RTAS'21: research paper [awarded RTAS'21 best paper]

No Crash, No Exploit: Automatic Verification of Embedded Kernels


General topic

embedded system security; secure embedded kernels; formal methods; abstract interpretation; absence of privilege escalation

Context

In most systems, the kernel is critical for security: it is the piece of software that ensures isolation between programs, so you don’t want it to fail in that task. You don’t want it to crash, either. We aim at verifying realistic embedded kernels (e.g. used in the Internet of Things) and for that we want to devise an almost fully automated approach that works on existing kernels.

We want to perform this verification at the executable level (“binary” code), because all kernels use low-level, architecture-specific instructions. This is a challenge due to the low-level nature of binary: no explicit control flow, no types, legitimate integer overflows, etc. Another challenge is unbounded loops. Unbounded loops are loops whose number of iterations cannot be bounded statically.

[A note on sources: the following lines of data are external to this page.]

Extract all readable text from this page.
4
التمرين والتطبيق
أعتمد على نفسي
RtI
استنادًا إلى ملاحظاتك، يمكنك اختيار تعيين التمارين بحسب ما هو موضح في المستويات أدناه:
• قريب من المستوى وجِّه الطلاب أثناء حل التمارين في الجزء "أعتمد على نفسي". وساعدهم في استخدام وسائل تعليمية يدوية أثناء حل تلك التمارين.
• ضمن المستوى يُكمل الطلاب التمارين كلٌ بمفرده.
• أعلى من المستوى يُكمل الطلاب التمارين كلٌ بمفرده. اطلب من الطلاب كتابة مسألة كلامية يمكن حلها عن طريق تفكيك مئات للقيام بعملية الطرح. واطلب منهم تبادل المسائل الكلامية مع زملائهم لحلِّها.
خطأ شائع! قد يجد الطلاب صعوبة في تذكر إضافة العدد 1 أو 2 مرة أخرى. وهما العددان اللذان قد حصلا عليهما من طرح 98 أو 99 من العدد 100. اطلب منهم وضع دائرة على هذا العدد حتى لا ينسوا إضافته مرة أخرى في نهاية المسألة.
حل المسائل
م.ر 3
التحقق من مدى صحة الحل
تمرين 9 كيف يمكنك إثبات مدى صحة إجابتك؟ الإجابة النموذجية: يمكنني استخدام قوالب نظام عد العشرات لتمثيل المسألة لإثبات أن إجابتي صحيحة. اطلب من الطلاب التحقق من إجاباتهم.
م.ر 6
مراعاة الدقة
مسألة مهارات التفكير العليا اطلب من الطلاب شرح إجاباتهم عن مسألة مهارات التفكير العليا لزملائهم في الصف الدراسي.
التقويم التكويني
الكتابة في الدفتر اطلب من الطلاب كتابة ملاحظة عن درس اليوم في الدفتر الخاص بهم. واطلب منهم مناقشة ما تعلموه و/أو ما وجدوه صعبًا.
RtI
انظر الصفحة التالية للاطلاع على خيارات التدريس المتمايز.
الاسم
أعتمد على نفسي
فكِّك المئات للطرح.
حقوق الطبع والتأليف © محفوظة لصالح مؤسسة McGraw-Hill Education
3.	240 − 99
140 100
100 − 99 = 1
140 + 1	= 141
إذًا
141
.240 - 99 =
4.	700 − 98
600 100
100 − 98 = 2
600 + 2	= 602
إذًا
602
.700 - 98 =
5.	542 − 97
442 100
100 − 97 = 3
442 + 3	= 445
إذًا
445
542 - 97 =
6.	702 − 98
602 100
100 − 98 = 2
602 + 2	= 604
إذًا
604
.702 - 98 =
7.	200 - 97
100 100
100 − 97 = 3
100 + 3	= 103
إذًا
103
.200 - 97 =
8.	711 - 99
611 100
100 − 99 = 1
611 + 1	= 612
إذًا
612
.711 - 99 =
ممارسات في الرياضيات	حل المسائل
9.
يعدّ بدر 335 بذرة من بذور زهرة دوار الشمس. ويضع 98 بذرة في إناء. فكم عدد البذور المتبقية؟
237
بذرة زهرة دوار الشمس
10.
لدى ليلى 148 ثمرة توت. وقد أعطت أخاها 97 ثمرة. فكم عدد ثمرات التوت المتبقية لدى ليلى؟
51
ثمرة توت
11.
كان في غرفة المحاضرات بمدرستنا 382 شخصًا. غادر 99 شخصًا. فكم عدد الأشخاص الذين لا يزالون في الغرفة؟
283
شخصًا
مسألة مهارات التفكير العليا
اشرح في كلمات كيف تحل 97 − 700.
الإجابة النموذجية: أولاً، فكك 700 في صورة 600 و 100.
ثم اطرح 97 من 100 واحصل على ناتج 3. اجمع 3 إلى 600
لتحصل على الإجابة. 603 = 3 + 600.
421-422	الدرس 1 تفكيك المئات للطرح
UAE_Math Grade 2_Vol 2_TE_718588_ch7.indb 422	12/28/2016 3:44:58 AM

A simple example of such a loop is iterating over a linked list. Analyzing unbounded loops matters, because most real-time scheduling algorithms contain such loops.

Another difficulty of analyzing embedded kernels is that they are usually parameterized: values such as task priorities, or task memory region begin and end addresses, may be constant throughout execution of the system, but are not hardcoded in the kernel; instead, they are written in a special zone of memory called the interface between kernel and tasks. The memory structure of this zone is known but the precise values and addresses are not, which forces the code analysis to step up in terms of complexity.

Contributions

  • A new method for verifying absence of privilege escalation and absence of crash in an embedded kernel, based on abstract interpretation (handles loops and verifies kernels independently from the application).
  • A new abstraction of memory based on types, handling parameterization and improving scalability precision of the analysis.
  • We applied the technique to two embedded kernels (including an industrial one), demonstrating that our method can verify kernels with less than 58 lines of manual annotations (in some cases, requiring 0 lines of annotations, i.e. the kernel is verified without human intervervention).